On February 12, 1925, the Secretary of the Navy wrote the Secretary of the Interior concerning this land, and, after outlining certain facts, said: "From the foregoing it seems clear that the grant to Victor Castro of Mare Island `in the entire extent' included all of the tule lands which physically formed an integral part thereof. If it had been intended to eliminate the tule lands from this grant such sweeping language would not have been used. The words `in the entire extent' clearly indicate that it was intended to grant all lands which in any way were connected with and formed part of Mare Island."
Many maps were introduced in evidence. Nineteen of these maps were dated in 1850 or prior, the earliest being dated 1775, being a Spanish map by Ayala. Four of the maps were dated in 1850. Of these three were made by Ringgold of the United States Navy, and the other was a United States Coast Survey map. From this evidence it is quite possible to infer that Mare Island included the land in question. Approximately thirty maps dated from 1851 to 1931 were also introduced. In all but two or three of these maps Mare Island is depicted as including the land in controversy.
There was also introduced in evidence a plat showing cross-sections of the land in controversy. The line of the mean high tide is shown and the line of the surface of the land is depicted by using notes of surveys made in 1850 to 1852. The plat is some evidence that the land in controversy was, in 1850, higher than the line of mean high tide.
Some of the foregoing evidence is inadmissible, and with respect thereto consideration has been given to it herein for historic purposes only, some of it of only slight probative effect, but, considering the difficulty now of proving the extent of the island at the time of the confirmation, I believe that the admissible evidence before us shows that the land in controversy was at such time above the line of mean high tide, as the trial court held.
In United States v.

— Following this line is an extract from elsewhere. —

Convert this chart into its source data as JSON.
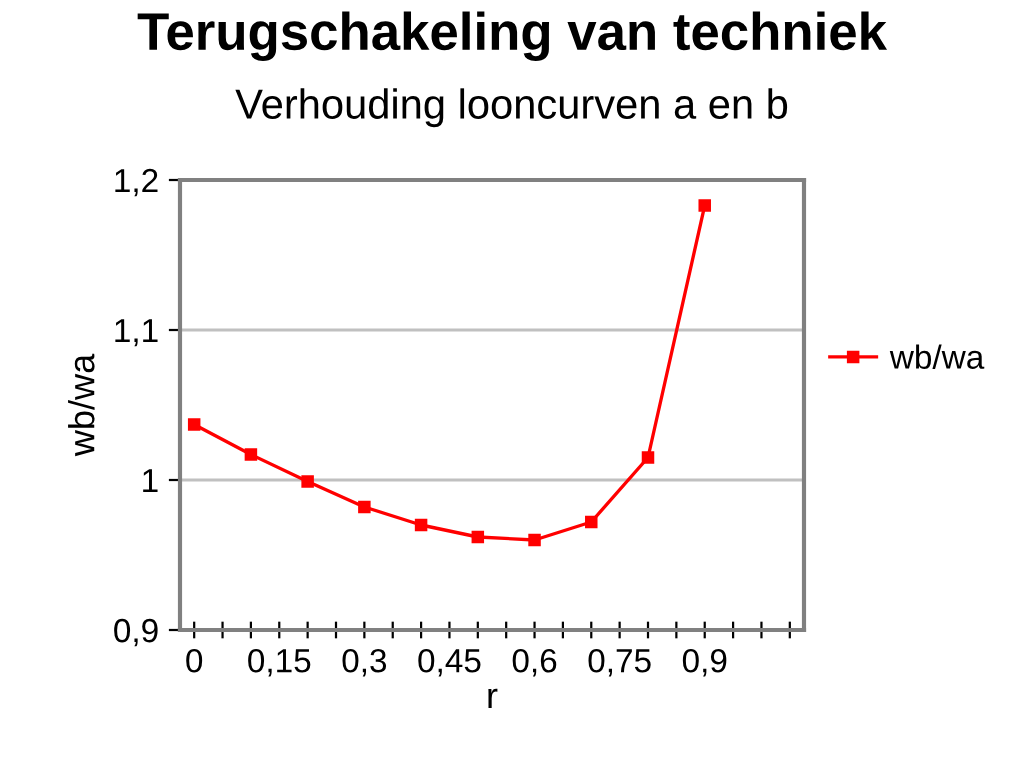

Pacheco, 2 Wall.(69 U.S.) 587, 590, 17 L.Ed. 865, it is said: "By the common law, the shore of the sea, and, of course, of arms of the sea, is the land between ordinary high and low-water mark, the land over which the daily tides ebb and flow. When, therefore, the sea, or a bay, is named as a boundary, the line of ordinary high-water mark is always intended where the common law prevails."
The decree of confirmation, stating the boundary as "the water's edge," would therefore mean the line of mean high tide, and such a description would include the land in question.
V. Other Questions.
Appellee contends, also, that from the time of the cession until the grant was finally confirmed or rejected, the lands ceded were reserved, and therefore could not pass to the state under the Swamp Act.
In San Francisco v. Le Roy, 138 U.S. 656, 670, 11 S.Ct. 364, 368, 34 L.Ed. 1096, it was said that the Swamp Act "was never intended to apply to lands held by the United States charged with any equitable claims of others, which they were bound by treaty to protect." Appellee also contends that the evidence shows possession of the land in question by Castro, which is an equitable claim (without the necessity of considering the decree), and therefore the land could not pass to the state.
Discussion of these questions is unnecessary in view of the conclusion I have heretofore reached.
In retrospect it seems to me that appellants' concessions on rehearing have made it impossible to legally support a title in appellants. The decision of the District Court should be affirmed.
For the reasons above set forth, I dissent from the majority opinion as amended and from the order denying the petition for rehearing.